Perhaps equally bad is that those we were told were "moderate democrats" when the bombing started, turned out repeatedly to be worse than their alleged oppressors and the countries we broke, were left far more dangerous and often not even nominally more democratic. The most extreme example being Milosevic against whom, despite 4 1/2 years of "trial", no actual evidence could be produced and he died after being poisoned by a chemical that induces heart attacks. In the other hand the gangsters, drug lords, sex slavers, organleggers and WW2 Nazis, NATO recruited and armed as the KLA, proceeded, when appointed as our police, to carry out massacres, racial genocide, ethnic cleansing of 350,000, the sexual enslavement of local schoolchildren and the dissection of 1,800 people, while still alive, to steal their body organs.

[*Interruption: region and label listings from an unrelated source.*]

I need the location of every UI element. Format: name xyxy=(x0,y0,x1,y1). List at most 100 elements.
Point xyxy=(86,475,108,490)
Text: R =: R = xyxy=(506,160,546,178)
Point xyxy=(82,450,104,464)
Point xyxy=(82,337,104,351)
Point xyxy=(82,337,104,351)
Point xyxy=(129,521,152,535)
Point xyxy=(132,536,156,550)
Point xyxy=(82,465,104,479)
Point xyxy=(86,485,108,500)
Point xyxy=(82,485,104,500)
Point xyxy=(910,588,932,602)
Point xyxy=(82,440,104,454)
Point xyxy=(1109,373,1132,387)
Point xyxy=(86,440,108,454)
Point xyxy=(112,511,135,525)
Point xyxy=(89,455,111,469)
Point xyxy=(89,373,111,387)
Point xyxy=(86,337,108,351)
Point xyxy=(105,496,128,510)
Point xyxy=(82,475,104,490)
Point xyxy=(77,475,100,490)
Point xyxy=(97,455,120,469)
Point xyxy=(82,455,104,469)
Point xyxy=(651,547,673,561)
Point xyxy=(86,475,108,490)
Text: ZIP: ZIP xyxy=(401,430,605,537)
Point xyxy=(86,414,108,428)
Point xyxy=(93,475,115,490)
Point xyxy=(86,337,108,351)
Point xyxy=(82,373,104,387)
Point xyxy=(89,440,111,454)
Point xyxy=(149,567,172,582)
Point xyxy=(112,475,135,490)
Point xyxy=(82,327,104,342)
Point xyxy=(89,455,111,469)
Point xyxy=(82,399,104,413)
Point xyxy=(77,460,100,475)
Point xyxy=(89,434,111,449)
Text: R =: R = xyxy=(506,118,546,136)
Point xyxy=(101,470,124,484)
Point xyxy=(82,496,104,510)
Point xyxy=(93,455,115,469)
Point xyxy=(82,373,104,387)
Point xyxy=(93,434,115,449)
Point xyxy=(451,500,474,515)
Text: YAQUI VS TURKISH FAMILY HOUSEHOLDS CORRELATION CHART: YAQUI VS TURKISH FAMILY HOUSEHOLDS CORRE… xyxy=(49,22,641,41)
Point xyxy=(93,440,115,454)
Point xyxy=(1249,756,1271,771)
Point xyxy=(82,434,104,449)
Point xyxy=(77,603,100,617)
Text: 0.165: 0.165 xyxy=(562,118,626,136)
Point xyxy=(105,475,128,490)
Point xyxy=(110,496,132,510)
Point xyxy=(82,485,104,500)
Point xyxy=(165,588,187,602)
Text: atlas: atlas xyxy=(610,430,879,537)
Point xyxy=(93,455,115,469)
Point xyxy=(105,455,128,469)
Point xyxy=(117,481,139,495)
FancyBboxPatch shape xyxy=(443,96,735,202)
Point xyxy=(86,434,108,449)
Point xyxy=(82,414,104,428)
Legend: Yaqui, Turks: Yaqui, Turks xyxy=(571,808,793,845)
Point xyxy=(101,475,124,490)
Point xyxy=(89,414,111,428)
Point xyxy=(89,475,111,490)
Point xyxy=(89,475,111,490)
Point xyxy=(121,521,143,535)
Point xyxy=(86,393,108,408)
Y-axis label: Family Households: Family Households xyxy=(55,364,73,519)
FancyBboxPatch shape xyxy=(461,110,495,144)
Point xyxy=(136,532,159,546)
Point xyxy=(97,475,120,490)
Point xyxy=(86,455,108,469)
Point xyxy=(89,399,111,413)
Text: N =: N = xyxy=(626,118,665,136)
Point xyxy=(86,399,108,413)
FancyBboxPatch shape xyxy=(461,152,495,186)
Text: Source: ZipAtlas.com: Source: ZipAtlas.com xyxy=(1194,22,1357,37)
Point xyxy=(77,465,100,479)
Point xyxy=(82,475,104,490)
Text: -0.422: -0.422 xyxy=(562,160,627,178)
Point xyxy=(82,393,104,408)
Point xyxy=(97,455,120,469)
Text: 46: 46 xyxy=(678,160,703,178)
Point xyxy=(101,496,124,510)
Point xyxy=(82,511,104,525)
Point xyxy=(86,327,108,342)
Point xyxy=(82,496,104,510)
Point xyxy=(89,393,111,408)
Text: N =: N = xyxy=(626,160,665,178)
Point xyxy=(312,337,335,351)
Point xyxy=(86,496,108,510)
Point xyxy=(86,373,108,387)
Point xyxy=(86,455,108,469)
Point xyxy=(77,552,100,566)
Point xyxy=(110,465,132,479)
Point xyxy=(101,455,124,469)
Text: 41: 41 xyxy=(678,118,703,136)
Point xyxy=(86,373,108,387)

If the Syrian rebels had not obviously been cut from similar, often al Quaeda, cloth but had been seen to be genuinely decent and democratic the doubt that the Syrian government did the gassing would clearly not have existed.
There is also the history of our government lying. In Yugoslavia they formally promised that they respected that, under international law, Kosovo was (& therefore still is) part of the country. In Iraq there was the wmd lie. In Libya "regime change" was claimed not to be the purpose, we just wanted to stop Libya bombing Benghazi. In Syria we are told, again, that regime change is not the purpose and it would be purely a coincidence if we helped the al Quaeda forces we have been supplying. The British people simply no longer trust the government's word, for obvious reasons.
The same effect, even more dangerously, affects the rest of the world's valuation of our word. In Libya the Russians accepted a Security Council authorisation that purely authorised the prevention of bombing of Benghazi only to see it "interpreted" to allow bombing of Gaddafi's home town.
In the 1970s Yugoslavia deliberately decided not to develop its own Bomb, because this would destabilise Europe. Gaddafi gave up his attempts on a specific promise that the NATO powers would live in peace with him.
Who is going to trust any promise from a western government again?
Yet, so long as we bring Milosevic to "trial" without evidence while our own politicians, who have certainly engaged in criminal wars and worse, are untouched, how can we ever expect our country, let alone political classes, to be trusted.